WASHINGTON, D.C. – Congresswoman Eleanor Holmes Norton (D-DC) will offer opening remarks at the 139th birthday commemoration of the legacy of Dr. Carter G. Woodson, tonight, December 19, around 6:30 p.m. at Shiloh Baptist Church (1500 9th Street NW). The event is hosted by the National Park Service (NPS) and its partners, including the Association for the Study of African American Life and History (ASALH), founded by Dr. Woodson, located on the site of the Woodson home.

"The annual celebration of Dr. Woodson's life is best used to renew our resolve to get his historic home site completed so it can accommodate ASALH and visitors," Norton said. "We should also measure our progress each year until we get it done."

After trying for years to get funding to rehabilitate the Carter G. Woodson National Historic Site, Norton wrote to the President to ask him to include $3.2 million in his fiscal year 2014 budget. After the President included the money, Norton got House and Senate appropriators to include the funding. Norton said this funding will help to finish the rehabilitation of the main home, where Woodson actually lived. Norton also is seeking additional funds in light of the damage done by the 2011 earthquake, which will be used to rehabilitate the two adjacent structures needed to accommodate ASALH and to ensure space for visitors to learn of Woodson's life and work. She expects funding through the NPS's first private-public partnership with a nonprofit familiar with the Shaw neighborhood. Once the project is fully completed, there will be restrooms, an elevator, and interpretive program areas available to visitors to the historic site.

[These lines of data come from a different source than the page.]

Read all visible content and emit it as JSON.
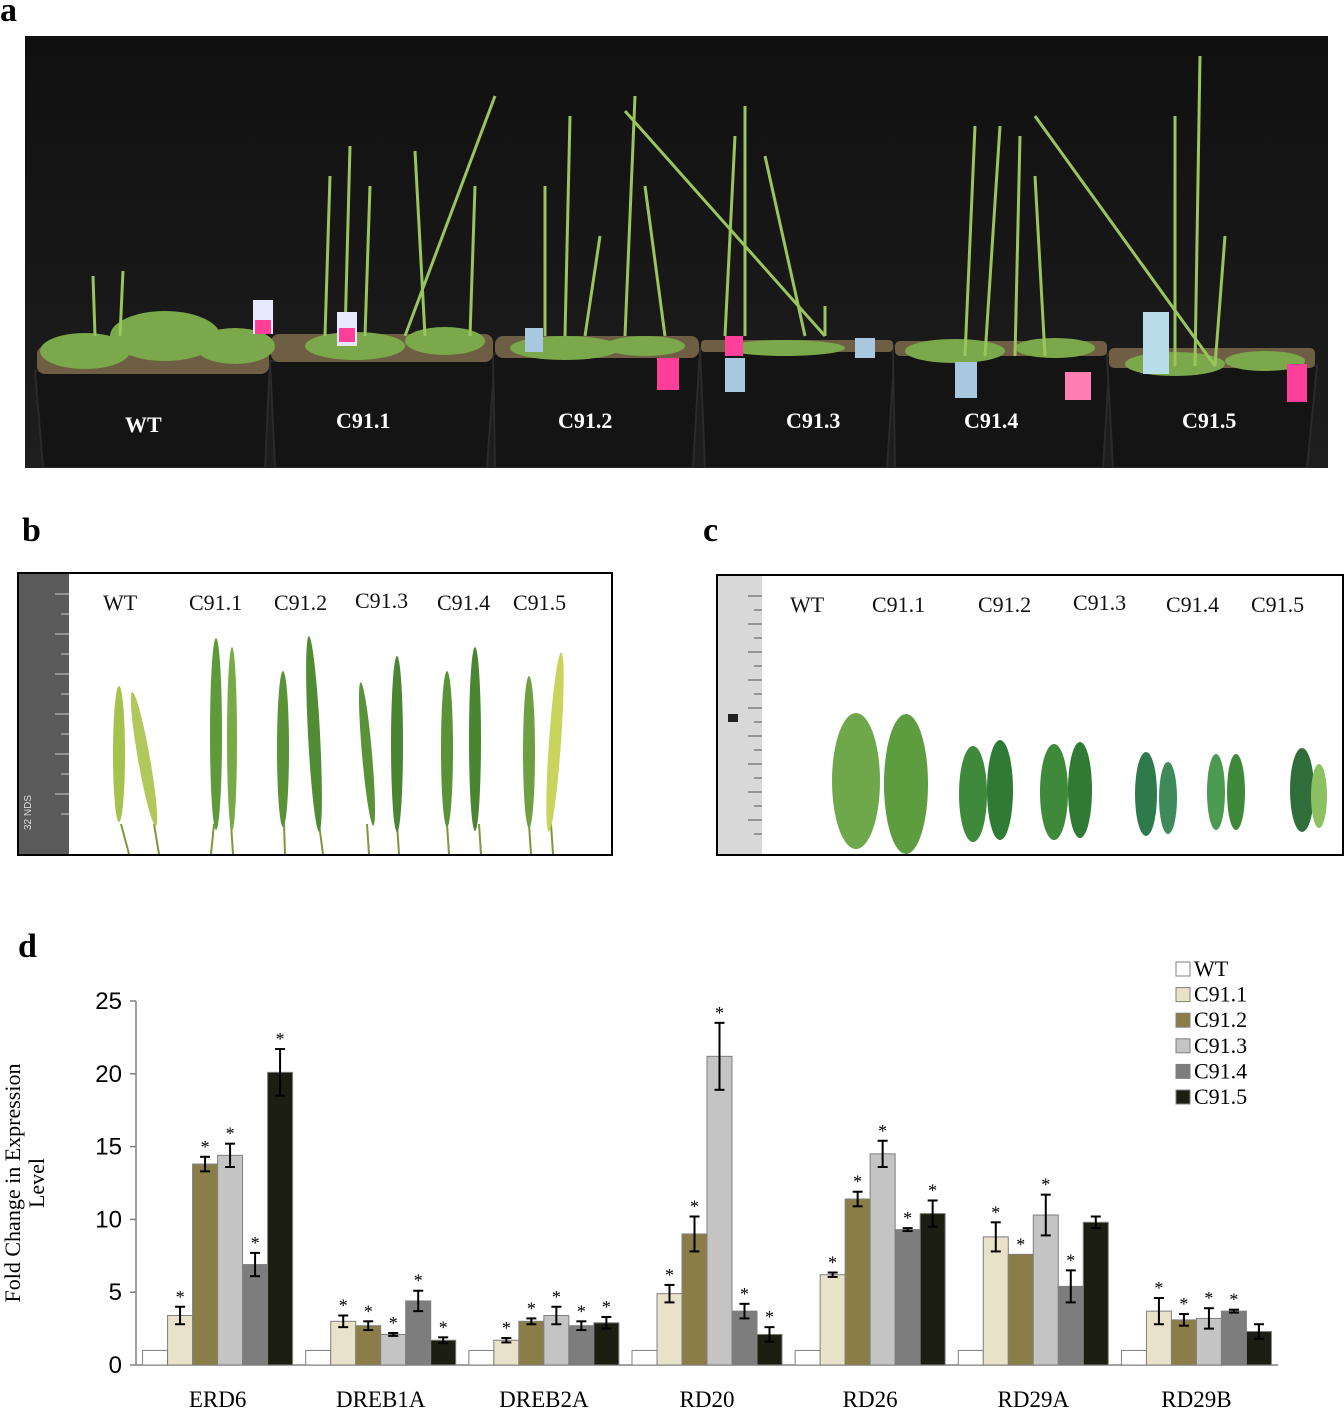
{
  "panel_labels": {
    "a": "a",
    "b": "b",
    "c": "c",
    "d": "d"
  },
  "panel_a": {
    "pot_labels": [
      "WT",
      "C91.1",
      "C91.2",
      "C91.3",
      "C91.4",
      "C91.5"
    ]
  },
  "panel_b": {
    "labels": [
      "WT",
      "C91.1",
      "C91.2",
      "C91.3",
      "C91.4",
      "C91.5"
    ],
    "ruler_text": "32 NDS"
  },
  "panel_c": {
    "labels": [
      "WT",
      "C91.1",
      "C91.2",
      "C91.3",
      "C91.4",
      "C91.5"
    ]
  },
  "colors": {
    "WT": "#ffffff",
    "C91.1": "#e8e2c8",
    "C91.2": "#8b7d47",
    "C91.3": "#c4c4c4",
    "C91.4": "#7d7d7d",
    "C91.5": "#1c1e12"
  },
  "chart_data": {
    "type": "bar",
    "categories": [
      "ERD6",
      "DREB1A",
      "DREB2A",
      "RD20",
      "RD26",
      "RD29A",
      "RD29B"
    ],
    "ylabel": "Fold Change in Expression Level",
    "ylim": [
      0,
      25
    ],
    "yticks": [
      0,
      5,
      10,
      15,
      20,
      25
    ],
    "legend_position": "top-right",
    "series": [
      {
        "name": "WT",
        "values": [
          1,
          1,
          1,
          1,
          1,
          1,
          1
        ],
        "errors": [
          0,
          0,
          0,
          0,
          0,
          0,
          0
        ],
        "sig": [
          false,
          false,
          false,
          false,
          false,
          false,
          false
        ]
      },
      {
        "name": "C91.1",
        "values": [
          3.4,
          3.0,
          1.7,
          4.9,
          6.2,
          8.8,
          3.7
        ],
        "errors": [
          0.6,
          0.4,
          0.15,
          0.6,
          0.15,
          1.0,
          0.9
        ],
        "sig": [
          true,
          true,
          true,
          true,
          true,
          true,
          true
        ]
      },
      {
        "name": "C91.2",
        "values": [
          13.8,
          2.7,
          3.0,
          9.0,
          11.4,
          7.6,
          3.1
        ],
        "errors": [
          0.5,
          0.3,
          0.2,
          1.2,
          0.5,
          0,
          0.4
        ],
        "sig": [
          true,
          true,
          true,
          true,
          true,
          true,
          true
        ]
      },
      {
        "name": "C91.3",
        "values": [
          14.4,
          2.1,
          3.4,
          21.2,
          14.5,
          10.3,
          3.2
        ],
        "errors": [
          0.8,
          0.1,
          0.6,
          2.3,
          0.9,
          1.4,
          0.7
        ],
        "sig": [
          true,
          true,
          true,
          true,
          true,
          true,
          true
        ]
      },
      {
        "name": "C91.4",
        "values": [
          6.9,
          4.4,
          2.7,
          3.7,
          9.3,
          5.4,
          3.7
        ],
        "errors": [
          0.8,
          0.7,
          0.3,
          0.5,
          0.1,
          1.1,
          0.1
        ],
        "sig": [
          true,
          true,
          true,
          true,
          true,
          true,
          true
        ]
      },
      {
        "name": "C91.5",
        "values": [
          20.1,
          1.7,
          2.9,
          2.1,
          10.4,
          9.8,
          2.3
        ],
        "errors": [
          1.6,
          0.2,
          0.4,
          0.5,
          0.9,
          0.4,
          0.5
        ],
        "sig": [
          true,
          true,
          true,
          true,
          true,
          false,
          false
        ]
      }
    ],
    "sig_marker": "*"
  }
}
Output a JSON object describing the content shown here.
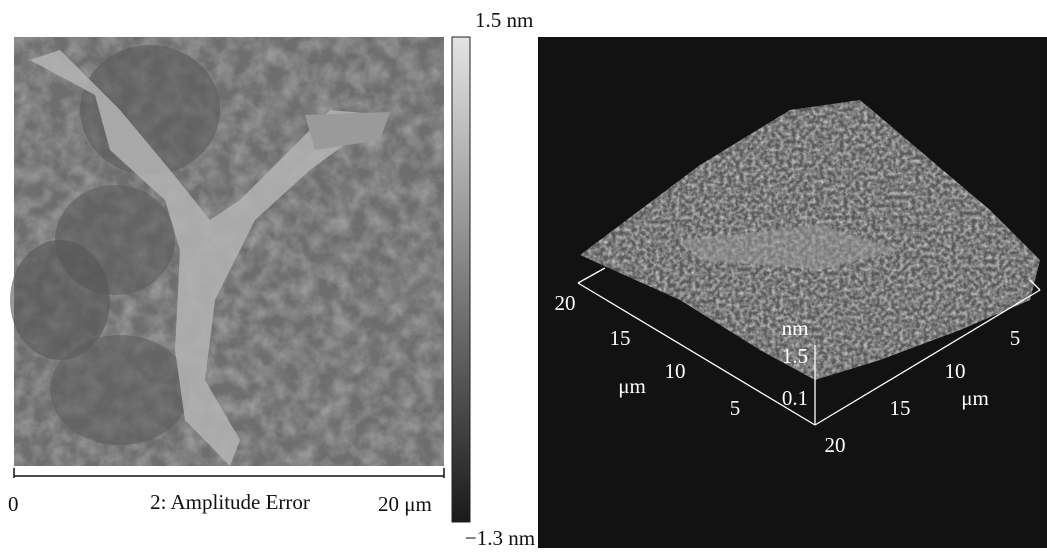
{
  "left_panel": {
    "colorbar": {
      "max_label": "1.5 nm",
      "min_label": "−1.3 nm"
    },
    "scale_bar": {
      "start": "0",
      "label": "2: Amplitude Error",
      "end": "20 μm"
    }
  },
  "right_panel": {
    "y_axis": {
      "ticks": [
        "20",
        "15",
        "10",
        "5"
      ],
      "unit": "μm"
    },
    "x_axis": {
      "ticks": [
        "5",
        "10",
        "15",
        "20"
      ],
      "unit": "μm"
    },
    "z_axis": {
      "unit": "nm",
      "ticks": [
        "1.5",
        "0.1"
      ]
    }
  }
}
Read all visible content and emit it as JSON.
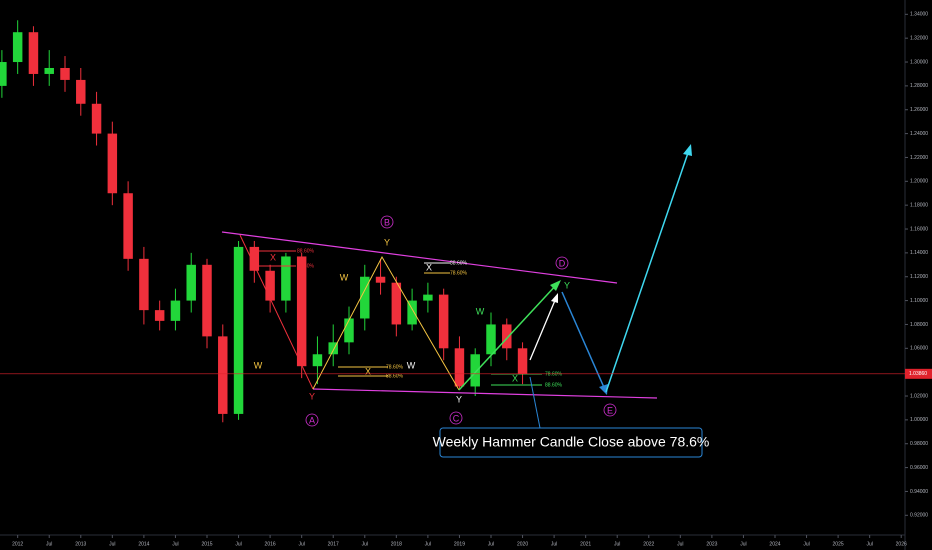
{
  "chart_data": {
    "type": "candlestick",
    "x": [
      2011.75,
      2012.0,
      2012.25,
      2012.5,
      2012.75,
      2013.0,
      2013.25,
      2013.5,
      2013.75,
      2014.0,
      2014.25,
      2014.5,
      2014.75,
      2015.0,
      2015.25,
      2015.5,
      2015.75,
      2016.0,
      2016.25,
      2016.5,
      2016.75,
      2017.0,
      2017.25,
      2017.5,
      2017.75,
      2018.0,
      2018.25,
      2018.5,
      2018.75,
      2019.0,
      2019.25,
      2019.5,
      2019.75,
      2020.0
    ],
    "open": [
      1.28,
      1.3,
      1.325,
      1.29,
      1.295,
      1.285,
      1.265,
      1.24,
      1.19,
      1.135,
      1.092,
      1.083,
      1.1,
      1.13,
      1.07,
      1.005,
      1.145,
      1.125,
      1.1,
      1.137,
      1.045,
      1.055,
      1.065,
      1.085,
      1.12,
      1.115,
      1.08,
      1.1,
      1.105,
      1.06,
      1.028,
      1.055,
      1.08,
      1.06
    ],
    "high": [
      1.31,
      1.335,
      1.33,
      1.31,
      1.305,
      1.295,
      1.275,
      1.25,
      1.2,
      1.145,
      1.1,
      1.11,
      1.14,
      1.135,
      1.08,
      1.15,
      1.15,
      1.13,
      1.14,
      1.14,
      1.07,
      1.08,
      1.095,
      1.13,
      1.135,
      1.12,
      1.11,
      1.115,
      1.11,
      1.07,
      1.06,
      1.09,
      1.085,
      1.065
    ],
    "low": [
      1.27,
      1.29,
      1.28,
      1.28,
      1.275,
      1.255,
      1.23,
      1.18,
      1.125,
      1.08,
      1.075,
      1.075,
      1.09,
      1.06,
      0.998,
      1.0,
      1.115,
      1.09,
      1.09,
      1.035,
      1.03,
      1.045,
      1.055,
      1.075,
      1.105,
      1.07,
      1.075,
      1.09,
      1.05,
      1.025,
      1.02,
      1.045,
      1.05,
      1.03
    ],
    "close": [
      1.3,
      1.325,
      1.29,
      1.295,
      1.285,
      1.265,
      1.24,
      1.19,
      1.135,
      1.092,
      1.083,
      1.1,
      1.13,
      1.07,
      1.005,
      1.145,
      1.125,
      1.1,
      1.137,
      1.045,
      1.055,
      1.065,
      1.085,
      1.12,
      1.115,
      1.08,
      1.1,
      1.105,
      1.06,
      1.028,
      1.055,
      1.08,
      1.06,
      1.0386
    ],
    "up_color": "#22d63a",
    "down_color": "#f0303c",
    "last_price": {
      "value": 1.0386,
      "label": "1.03860"
    },
    "last_price_color": "#e0222c",
    "xlim": [
      2011.72,
      2026.06
    ],
    "ylim": [
      0.906,
      1.352
    ],
    "yticks": [
      {
        "value": 1.34,
        "label": "1.34000"
      },
      {
        "value": 1.32,
        "label": "1.32000"
      },
      {
        "value": 1.3,
        "label": "1.30000"
      },
      {
        "value": 1.28,
        "label": "1.28000"
      },
      {
        "value": 1.26,
        "label": "1.26000"
      },
      {
        "value": 1.24,
        "label": "1.24000"
      },
      {
        "value": 1.22,
        "label": "1.22000"
      },
      {
        "value": 1.2,
        "label": "1.20000"
      },
      {
        "value": 1.18,
        "label": "1.18000"
      },
      {
        "value": 1.16,
        "label": "1.16000"
      },
      {
        "value": 1.14,
        "label": "1.14000"
      },
      {
        "value": 1.12,
        "label": "1.12000"
      },
      {
        "value": 1.1,
        "label": "1.10000"
      },
      {
        "value": 1.08,
        "label": "1.08000"
      },
      {
        "value": 1.06,
        "label": "1.06000"
      },
      {
        "value": 1.04,
        "label": "1.04000"
      },
      {
        "value": 1.02,
        "label": "1.02000"
      },
      {
        "value": 1.0,
        "label": "1.00000"
      },
      {
        "value": 0.98,
        "label": "0.98000"
      },
      {
        "value": 0.96,
        "label": "0.96000"
      },
      {
        "value": 0.94,
        "label": "0.94000"
      },
      {
        "value": 0.92,
        "label": "0.92000"
      }
    ],
    "xticks": [
      2012,
      {
        "value": 2012.5,
        "label": "Jul"
      },
      2013,
      {
        "value": 2013.5,
        "label": "Jul"
      },
      2014,
      {
        "value": 2014.5,
        "label": "Jul"
      },
      2015,
      {
        "value": 2015.5,
        "label": "Jul"
      },
      2016,
      {
        "value": 2016.5,
        "label": "Jul"
      },
      2017,
      {
        "value": 2017.5,
        "label": "Jul"
      },
      2018,
      {
        "value": 2018.5,
        "label": "Jul"
      },
      2019,
      {
        "value": 2019.5,
        "label": "Jul"
      },
      2020,
      {
        "value": 2020.5,
        "label": "Jul"
      },
      2021,
      {
        "value": 2021.5,
        "label": "Jul"
      },
      2022,
      {
        "value": 2022.5,
        "label": "Jul"
      },
      2023,
      {
        "value": 2023.5,
        "label": "Jul"
      },
      2024,
      {
        "value": 2024.5,
        "label": "Jul"
      },
      2025,
      {
        "value": 2025.5,
        "label": "Jul"
      },
      2026
    ],
    "annotations": [
      "A",
      "B",
      "C",
      "D",
      "E",
      "Y",
      "Y",
      "Y",
      "Y",
      "W",
      "W",
      "W",
      "W",
      "X",
      "X",
      "X",
      "X",
      "88.60%",
      "78.60%",
      "78.60%",
      "88.60%",
      "88.60%",
      "78.60%",
      "78.60%",
      "88.60%",
      "Weekly Hammer Candle Close above 78.6%"
    ]
  }
}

Dr. Carter G. Woodson established Negro History Week in 1926, which has evolved into Black History Month, and is commemorated at the White House and throughout the United States annually. Dr. Woodson, only the second African American to receive a Harvard PhD, is one of the most distinguished American historians and the central figure credited with rescuing the history of African Americans at a time when racist propaganda asserted that Blacks were inferior and had no substantive history beyond slavery.